SSS north Luzon head denies overcharging salary loans-

>> Sunday, November 25, 2012



By Maria Aprila Cruz

BAGUIO CITY – The Social Security System (SSS) has denied reports that it had overcharged its member-borrowers who availed of salary loans.

Luis Olais, Assistant Vice President for North Luzon, told a radio interview that there is no truth about a news report that SSS had overcharged its member-borrowers who availed of salary loans.

According to Olais, the issue on overcharging came out because of a finding of the Commission on Audit (COA) that SSS did not follow a prescribed implementation in accordance with the Bangko Sentral ng Pilipinas (BSP).

He explained that the computation which the SSS uses to calculate the interests on loans is based on a policy that was approved by the Social Security Commission (SSC) in the year 2000 wherein the 10% interest per annum being charged by SSS is being deducted in advance.

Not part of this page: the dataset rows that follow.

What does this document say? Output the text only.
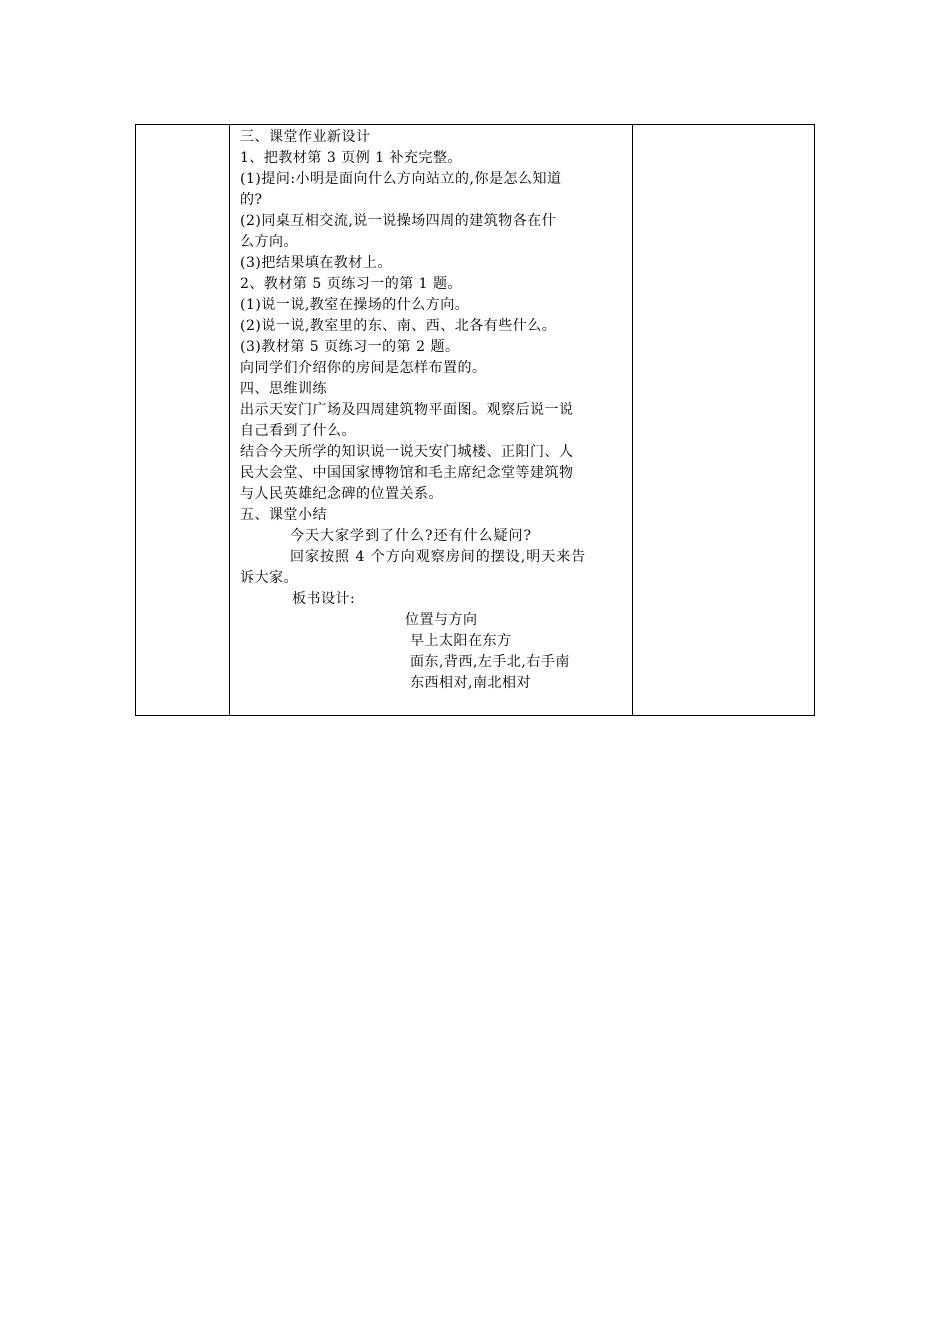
三、课堂作业新设计
1、把教材第 3 页例 1 补充完整。
(1)提问:小明是面向什么方向站立的,你是怎么知道
的?
(2)同桌互相交流,说一说操场四周的建筑物各在什
么方向。
(3)把结果填在教材上。
2、教材第 5 页练习一的第 1 题。
(1)说一说,教室在操场的什么方向。
(2)说一说,教室里的东、南、西、北各有些什么。
(3)教材第 5 页练习一的第 2 题。
向同学们介绍你的房间是怎样布置的。
四、思维训练
出示天安门广场及四周建筑物平面图。观察后说一说
自己看到了什么。
结合今天所学的知识说一说天安门城楼、正阳门、人
民大会堂、中国国家博物馆和毛主席纪念堂等建筑物
与人民英雄纪念碑的位置关系。
五、课堂小结
今天大家学到了什么?还有什么疑问?
回家按照 4 个方向观察房间的摆设,明天来告
诉大家。
板书设计:
位置与方向
早上太阳在东方
面东,背西,左手北,右手南
东西相对,南北相对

“If a member applies for a maximum loan of P24,000 the 10% interest for the first year which is equivalent to P2,400 is being deducted upon the release of the loan, while the second  year interest is being deducted with the monthly amortization, so actually if u see there is no overcharging because we based our interest charges for one year based on the commission resolution and not on the prescribed rule of BSP”, he explained.

COA said the 10 percent interest on the loans that SSS made to its members must be based on the diminishing monthly loan balance, not on the principal loan amount, Olais added.

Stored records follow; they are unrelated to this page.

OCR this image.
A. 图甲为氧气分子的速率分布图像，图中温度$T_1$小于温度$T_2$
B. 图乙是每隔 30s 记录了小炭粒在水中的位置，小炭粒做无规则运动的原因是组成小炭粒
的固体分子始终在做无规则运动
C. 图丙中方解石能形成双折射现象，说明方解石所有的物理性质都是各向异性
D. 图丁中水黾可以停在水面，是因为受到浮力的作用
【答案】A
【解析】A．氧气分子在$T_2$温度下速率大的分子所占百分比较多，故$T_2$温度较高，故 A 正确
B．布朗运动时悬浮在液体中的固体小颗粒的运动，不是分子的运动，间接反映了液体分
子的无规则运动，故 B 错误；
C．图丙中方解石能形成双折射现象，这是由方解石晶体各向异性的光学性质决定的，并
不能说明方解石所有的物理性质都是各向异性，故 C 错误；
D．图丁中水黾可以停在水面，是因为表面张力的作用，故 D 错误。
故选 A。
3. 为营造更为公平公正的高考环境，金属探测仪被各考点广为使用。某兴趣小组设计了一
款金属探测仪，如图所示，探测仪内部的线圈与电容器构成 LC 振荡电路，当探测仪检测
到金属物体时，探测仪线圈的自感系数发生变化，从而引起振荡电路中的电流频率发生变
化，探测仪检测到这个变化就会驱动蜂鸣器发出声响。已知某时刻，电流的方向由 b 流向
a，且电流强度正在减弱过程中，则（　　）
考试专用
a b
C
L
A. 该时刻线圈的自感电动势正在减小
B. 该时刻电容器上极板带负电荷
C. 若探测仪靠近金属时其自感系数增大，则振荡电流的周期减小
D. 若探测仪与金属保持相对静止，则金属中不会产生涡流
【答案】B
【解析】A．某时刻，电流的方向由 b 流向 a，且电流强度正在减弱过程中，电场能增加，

So in accordance now with the COA findings or the BSP, Olais said that SSS has revised its salary loan granting in order to conform to whatever ruling of the concerned agency.

Under the revised scheme which  will be implemented soon, amortizations for short-term member loans will be computed by charging the interest on the outstanding balance of the loan at the beginning of each installment period. The 10 % effective annual interest of the loan will be charged based on diminishing principal balance and it will be amortized over 24 months, he said.

Olais said that the effect of the revised scheme would be a higher take home loan, however he appealed to all SSS borrowers to pay regularly as prescribed in the amortization period to avoid penalty. 

The new scheme Olais said will also result in the increase in maximum loanable amount of P30,000 from the present P24,000 limit provided a member is qualified to avail.